I’m ok if my kids see me cry or frustrated, if they experience my joy or my pride in something. For a while I saw emotional equilibrium as the thing I was modeling but I think its more about emotional acceptance.
That sometimes it really is hormones (particularly in midlife). That PMDD can both turn our emotions off so everything is in grey scale and magnify everything so there’s nothing to hold onto.
Also sometimes it is too much coffee. Not enough time with friends. Too much news scrolling. To little time in nature.
Some emotions take me right back to childhood like smells do.
That if I’m saying “I’m fine” or “I’m ok”, I’m probably neither.
Saying “I’m busy” also probably means I can’t get into it right now.
That the idea of being “an emotional woman” needs a rebrand because there’s so much wisdom that can come from that place.
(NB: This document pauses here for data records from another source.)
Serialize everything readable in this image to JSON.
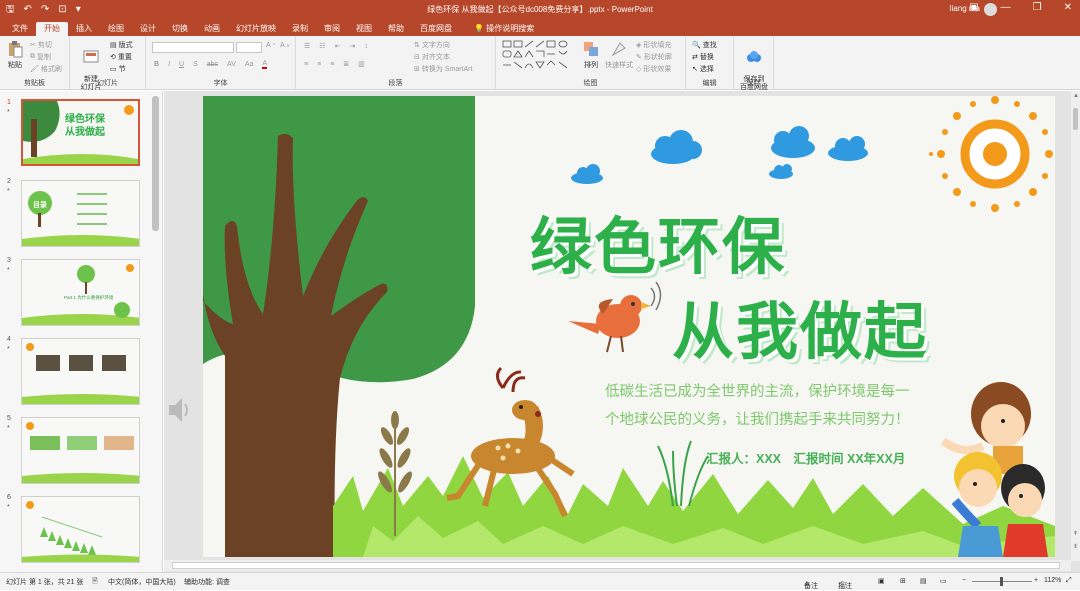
{
  "window": {
    "title": "绿色环保 从我做起【公众号dc008免费分享】.pptx - PowerPoint",
    "user": "liang ma"
  },
  "tabs": [
    "文件",
    "开始",
    "插入",
    "绘图",
    "设计",
    "切换",
    "动画",
    "幻灯片放映",
    "录制",
    "审阅",
    "视图",
    "帮助",
    "百度网盘"
  ],
  "tell_me": "操作说明搜索",
  "ribbon": {
    "clipboard": {
      "label": "剪贴板",
      "paste": "粘贴",
      "cut": "剪切",
      "copy": "复制",
      "format_painter": "格式刷"
    },
    "slides": {
      "label": "幻灯片",
      "new_slide": "新建\n幻灯片",
      "layout": "版式",
      "reset": "重置",
      "section": "节"
    },
    "font": {
      "label": "字体"
    },
    "paragraph": {
      "label": "段落",
      "text_direction": "文字方向",
      "align_text": "对齐文本",
      "smartart": "转换为 SmartArt"
    },
    "drawing": {
      "label": "绘图",
      "arrange": "排列",
      "quick_styles": "快速样式",
      "shape_fill": "形状填充",
      "shape_outline": "形状轮廓",
      "shape_effects": "形状效果"
    },
    "editing": {
      "label": "编辑",
      "find": "查找",
      "replace": "替换",
      "select": "选择"
    },
    "save": {
      "label": "保存",
      "save_to": "保存到\n百度网盘"
    }
  },
  "thumbnails": [
    {
      "num": "1",
      "caption": "绿色环保\n从我做起"
    },
    {
      "num": "2",
      "caption": "目录"
    },
    {
      "num": "3",
      "caption": "Part 1 为什么要保护环境"
    },
    {
      "num": "4",
      "caption": ""
    },
    {
      "num": "5",
      "caption": ""
    },
    {
      "num": "6",
      "caption": ""
    }
  ],
  "slide": {
    "title_line1": "绿色环保",
    "title_line2": "从我做起",
    "subtitle_line1": "低碳生活已成为全世界的主流，保护环境是每一",
    "subtitle_line2": "个地球公民的义务，让我们携起手来共同努力！",
    "reporter": "汇报人：XXX　汇报时间 XX年XX月"
  },
  "status": {
    "slide_info": "幻灯片 第 1 张，共 21 张",
    "language": "中文(简体，中国大陆)",
    "accessibility": "辅助功能: 调查",
    "notes": "备注",
    "comments": "批注",
    "zoom": "112%"
  },
  "colors": {
    "accent": "#b7472a",
    "title_green": "#2db04a",
    "sub_green": "#7ec86c"
  }
}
I think there should be a t-shirt.
What’s the biggest learning you’ve had about your emotional life? Or are there one or two here that really stand out for you?
Let me know.
x Claire
Right now I’m creating a new course and community around what it means to be an emotional woman in midlife. If this is something you’re interested in or need, add yourself to the waitlist here.
Let me know what challenges you’re facing with emotions in midlife, what you’ve found that helps you right now and what you’re curious to learn about. I’d love your help / feedback as I design this.
And if you’re not in midlife, don’t worry, there’ll be a different version for you later in the year.
I love this
I cry watching Grey’s Anatomy. Even during reruns. I sometimes cry watching cooking competitions. Crying I don’t have a problem with. What took me by surprise later in life was that I had every right to be angry sometimes and that I was able to feel it. Too long too good girl, anger was not acceptable.